The activation of the CB2 receptor by Echinacea N-alkylamides is one mechanism by which the plant is thought to exert its anti-inflammatory and immunomodulatory effects. Unlike THC, which acts primarily on the CB1 receptor, the AKAs show a preference for the CB2 receptor. These N-alkylamides can also modulate the ECS by affecting the transport and breakdown of the body’s own endocannabinoids.
Another example is the South African shrub Helichrysum umbraculigerum. Research indicates that this plant produces cannabigerolic acid (CBGA), the same precursor molecule found in Cannabis. However, it does not convert CBGA into THC or CBD; instead, it creates Heli-CBG, a phenethyl analogue of CBG. This suggests parallel evolution where two distinct species developed similar biosynthetic capabilities but utilize them differently.
The Botanical Confusion: Hops and Related Species
The common hop plant, Humulus lupulus, is frequently mentioned in discussions about non-cannabis sources of THC, largely due to its close botanical relationship. Both Cannabis and Humulus belong to the same plant family, Cannabaceae, but they diverged evolutionarily over 20 million years ago. Despite this shared ancestry, hops do not produce THC or any of the classical cannabinoids.

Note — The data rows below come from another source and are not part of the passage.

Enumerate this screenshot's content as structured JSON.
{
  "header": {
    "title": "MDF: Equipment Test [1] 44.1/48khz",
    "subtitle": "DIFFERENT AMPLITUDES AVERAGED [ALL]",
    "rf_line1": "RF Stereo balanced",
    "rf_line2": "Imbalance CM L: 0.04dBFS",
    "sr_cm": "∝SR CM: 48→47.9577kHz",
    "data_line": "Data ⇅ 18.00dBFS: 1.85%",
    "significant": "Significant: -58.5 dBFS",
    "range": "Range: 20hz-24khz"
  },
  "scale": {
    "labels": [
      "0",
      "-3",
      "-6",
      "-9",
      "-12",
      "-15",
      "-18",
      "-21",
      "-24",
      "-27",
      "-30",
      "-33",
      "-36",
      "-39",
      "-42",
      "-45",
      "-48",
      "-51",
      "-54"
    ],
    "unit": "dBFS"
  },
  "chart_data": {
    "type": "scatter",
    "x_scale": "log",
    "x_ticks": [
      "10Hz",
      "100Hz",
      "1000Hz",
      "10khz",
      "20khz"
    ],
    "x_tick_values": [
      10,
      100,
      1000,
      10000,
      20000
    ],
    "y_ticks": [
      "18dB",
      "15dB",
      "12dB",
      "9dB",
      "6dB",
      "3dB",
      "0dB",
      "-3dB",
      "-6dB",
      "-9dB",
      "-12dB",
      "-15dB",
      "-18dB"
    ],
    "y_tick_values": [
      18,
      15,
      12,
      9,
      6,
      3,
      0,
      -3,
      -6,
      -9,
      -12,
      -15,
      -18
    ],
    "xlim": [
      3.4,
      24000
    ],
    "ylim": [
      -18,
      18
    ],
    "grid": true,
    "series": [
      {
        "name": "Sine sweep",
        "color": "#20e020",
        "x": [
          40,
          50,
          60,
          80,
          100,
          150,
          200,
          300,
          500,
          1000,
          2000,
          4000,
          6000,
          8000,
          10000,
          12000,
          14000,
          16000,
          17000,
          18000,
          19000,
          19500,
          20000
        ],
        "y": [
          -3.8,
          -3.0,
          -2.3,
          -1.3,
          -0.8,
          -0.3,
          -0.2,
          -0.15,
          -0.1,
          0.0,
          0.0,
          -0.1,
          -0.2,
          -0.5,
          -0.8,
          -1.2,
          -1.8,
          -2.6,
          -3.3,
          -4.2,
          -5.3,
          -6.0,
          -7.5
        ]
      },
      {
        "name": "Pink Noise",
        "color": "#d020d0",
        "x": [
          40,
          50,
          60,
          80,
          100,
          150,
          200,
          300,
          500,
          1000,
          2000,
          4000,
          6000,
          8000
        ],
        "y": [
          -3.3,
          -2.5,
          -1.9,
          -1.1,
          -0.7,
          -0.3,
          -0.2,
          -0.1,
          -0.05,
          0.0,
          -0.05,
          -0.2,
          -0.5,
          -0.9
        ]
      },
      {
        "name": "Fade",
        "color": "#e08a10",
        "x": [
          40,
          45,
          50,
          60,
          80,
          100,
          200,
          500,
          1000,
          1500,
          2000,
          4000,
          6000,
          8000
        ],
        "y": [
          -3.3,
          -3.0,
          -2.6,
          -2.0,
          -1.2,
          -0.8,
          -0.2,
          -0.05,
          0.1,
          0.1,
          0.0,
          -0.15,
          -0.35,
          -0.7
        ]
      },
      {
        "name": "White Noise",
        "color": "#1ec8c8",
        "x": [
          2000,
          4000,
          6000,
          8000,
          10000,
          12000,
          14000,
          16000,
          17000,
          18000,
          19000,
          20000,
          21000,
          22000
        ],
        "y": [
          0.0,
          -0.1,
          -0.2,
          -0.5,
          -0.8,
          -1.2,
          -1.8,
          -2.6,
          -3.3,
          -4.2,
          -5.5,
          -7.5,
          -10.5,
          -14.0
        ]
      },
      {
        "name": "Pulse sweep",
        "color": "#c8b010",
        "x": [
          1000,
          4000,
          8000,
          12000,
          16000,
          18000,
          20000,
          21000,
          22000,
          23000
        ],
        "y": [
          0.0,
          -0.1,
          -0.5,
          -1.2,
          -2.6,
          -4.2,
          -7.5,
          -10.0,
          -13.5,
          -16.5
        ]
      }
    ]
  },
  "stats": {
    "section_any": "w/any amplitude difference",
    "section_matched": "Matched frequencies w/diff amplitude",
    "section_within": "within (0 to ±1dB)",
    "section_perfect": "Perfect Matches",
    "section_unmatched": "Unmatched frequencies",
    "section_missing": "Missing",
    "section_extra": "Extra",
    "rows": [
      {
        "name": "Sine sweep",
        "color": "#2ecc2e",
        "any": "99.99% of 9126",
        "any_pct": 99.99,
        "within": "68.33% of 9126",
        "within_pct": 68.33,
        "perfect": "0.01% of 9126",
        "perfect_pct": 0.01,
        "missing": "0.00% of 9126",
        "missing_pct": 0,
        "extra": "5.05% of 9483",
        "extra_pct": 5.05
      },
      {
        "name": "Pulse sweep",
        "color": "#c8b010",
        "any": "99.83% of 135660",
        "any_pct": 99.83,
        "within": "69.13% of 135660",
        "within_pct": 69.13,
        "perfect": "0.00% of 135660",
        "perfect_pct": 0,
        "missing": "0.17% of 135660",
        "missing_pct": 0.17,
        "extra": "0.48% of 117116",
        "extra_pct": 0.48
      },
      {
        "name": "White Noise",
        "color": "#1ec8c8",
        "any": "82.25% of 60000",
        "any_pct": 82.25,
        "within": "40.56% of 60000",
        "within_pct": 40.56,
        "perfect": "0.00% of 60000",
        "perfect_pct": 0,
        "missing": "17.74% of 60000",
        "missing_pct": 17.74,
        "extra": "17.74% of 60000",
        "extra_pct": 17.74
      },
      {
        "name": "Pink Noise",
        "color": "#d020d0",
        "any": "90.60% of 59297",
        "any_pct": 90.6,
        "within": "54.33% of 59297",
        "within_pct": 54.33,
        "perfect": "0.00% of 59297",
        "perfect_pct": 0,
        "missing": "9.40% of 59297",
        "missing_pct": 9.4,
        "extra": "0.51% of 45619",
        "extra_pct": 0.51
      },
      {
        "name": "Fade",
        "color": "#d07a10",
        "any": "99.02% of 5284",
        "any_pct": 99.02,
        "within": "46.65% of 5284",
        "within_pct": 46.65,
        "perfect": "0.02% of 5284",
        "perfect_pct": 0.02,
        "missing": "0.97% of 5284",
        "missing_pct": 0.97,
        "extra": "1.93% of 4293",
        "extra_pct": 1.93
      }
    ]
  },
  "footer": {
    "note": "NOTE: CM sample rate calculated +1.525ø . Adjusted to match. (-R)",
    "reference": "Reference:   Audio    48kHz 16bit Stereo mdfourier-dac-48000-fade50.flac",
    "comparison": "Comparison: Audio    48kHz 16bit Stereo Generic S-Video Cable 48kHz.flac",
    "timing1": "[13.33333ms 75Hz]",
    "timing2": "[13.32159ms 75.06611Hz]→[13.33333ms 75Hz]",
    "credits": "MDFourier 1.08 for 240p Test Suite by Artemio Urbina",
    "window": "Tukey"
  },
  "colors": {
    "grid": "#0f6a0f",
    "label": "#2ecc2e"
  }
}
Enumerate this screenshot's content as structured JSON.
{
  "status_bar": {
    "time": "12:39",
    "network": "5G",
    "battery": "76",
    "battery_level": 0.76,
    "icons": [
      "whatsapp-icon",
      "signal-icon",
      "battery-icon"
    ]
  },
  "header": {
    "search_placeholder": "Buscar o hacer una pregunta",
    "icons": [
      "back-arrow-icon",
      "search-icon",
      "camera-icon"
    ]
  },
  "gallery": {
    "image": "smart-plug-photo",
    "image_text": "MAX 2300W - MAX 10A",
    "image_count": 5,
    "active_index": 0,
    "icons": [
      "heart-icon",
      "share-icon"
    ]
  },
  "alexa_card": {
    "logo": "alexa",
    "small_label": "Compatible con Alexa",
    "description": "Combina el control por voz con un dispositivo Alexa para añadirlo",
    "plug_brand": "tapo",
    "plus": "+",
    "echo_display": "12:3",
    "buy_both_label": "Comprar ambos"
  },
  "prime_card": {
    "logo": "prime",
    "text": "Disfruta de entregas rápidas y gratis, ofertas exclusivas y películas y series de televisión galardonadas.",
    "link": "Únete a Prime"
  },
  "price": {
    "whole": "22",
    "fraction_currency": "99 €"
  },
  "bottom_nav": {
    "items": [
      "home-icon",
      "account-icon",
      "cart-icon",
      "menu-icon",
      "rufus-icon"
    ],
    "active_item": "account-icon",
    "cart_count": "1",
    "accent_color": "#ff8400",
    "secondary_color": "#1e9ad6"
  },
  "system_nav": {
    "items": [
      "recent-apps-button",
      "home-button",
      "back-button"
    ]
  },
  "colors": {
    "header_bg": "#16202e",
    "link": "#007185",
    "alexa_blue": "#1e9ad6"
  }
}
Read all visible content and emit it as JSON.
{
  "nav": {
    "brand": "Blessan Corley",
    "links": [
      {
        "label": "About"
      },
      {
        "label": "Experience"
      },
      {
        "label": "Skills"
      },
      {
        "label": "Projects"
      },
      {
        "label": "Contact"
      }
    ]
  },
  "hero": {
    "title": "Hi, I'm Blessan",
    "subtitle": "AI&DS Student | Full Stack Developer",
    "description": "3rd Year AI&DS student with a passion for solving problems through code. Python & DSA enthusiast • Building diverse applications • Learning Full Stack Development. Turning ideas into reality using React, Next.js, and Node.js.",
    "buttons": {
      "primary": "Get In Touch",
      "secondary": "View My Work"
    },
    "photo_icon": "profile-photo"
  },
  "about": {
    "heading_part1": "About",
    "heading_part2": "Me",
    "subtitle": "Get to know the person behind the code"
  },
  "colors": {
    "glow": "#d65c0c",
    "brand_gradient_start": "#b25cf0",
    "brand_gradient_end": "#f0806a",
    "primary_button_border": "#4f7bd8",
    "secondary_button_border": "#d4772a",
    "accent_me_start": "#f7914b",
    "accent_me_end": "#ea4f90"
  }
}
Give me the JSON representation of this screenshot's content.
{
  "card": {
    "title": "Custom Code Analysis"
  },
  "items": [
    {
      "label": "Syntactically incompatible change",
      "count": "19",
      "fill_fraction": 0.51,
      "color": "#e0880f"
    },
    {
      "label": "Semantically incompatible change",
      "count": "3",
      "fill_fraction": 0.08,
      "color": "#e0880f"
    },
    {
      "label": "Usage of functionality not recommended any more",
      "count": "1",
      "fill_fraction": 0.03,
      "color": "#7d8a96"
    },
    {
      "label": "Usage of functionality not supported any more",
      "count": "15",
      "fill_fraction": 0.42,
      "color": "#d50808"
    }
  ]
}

The confusion stems partly from the presence of aromatic compounds, known as terpenes, which are common to both plants. Hops contain significant amounts of terpenes like myrcene and humulene, which contribute to the flavor and aroma of beer. Humulene is a sesquiterpene also found in Cannabis and has been researched for its potential to interact with the endocannabinoid system, though not as a direct cannabinoid.
Hops lack the specific enzymes, such as THCA synthase, that would allow them to convert precursor molecules into actual cannabinoids. While terpenes in hops may contribute to mild sedative effects or interact indirectly with the ECS, they are fundamentally different in chemical structure and biological action from THC. The presence of these shared aromatic molecules and the family connection is the primary source of the inaccurate idea that hops contain THC.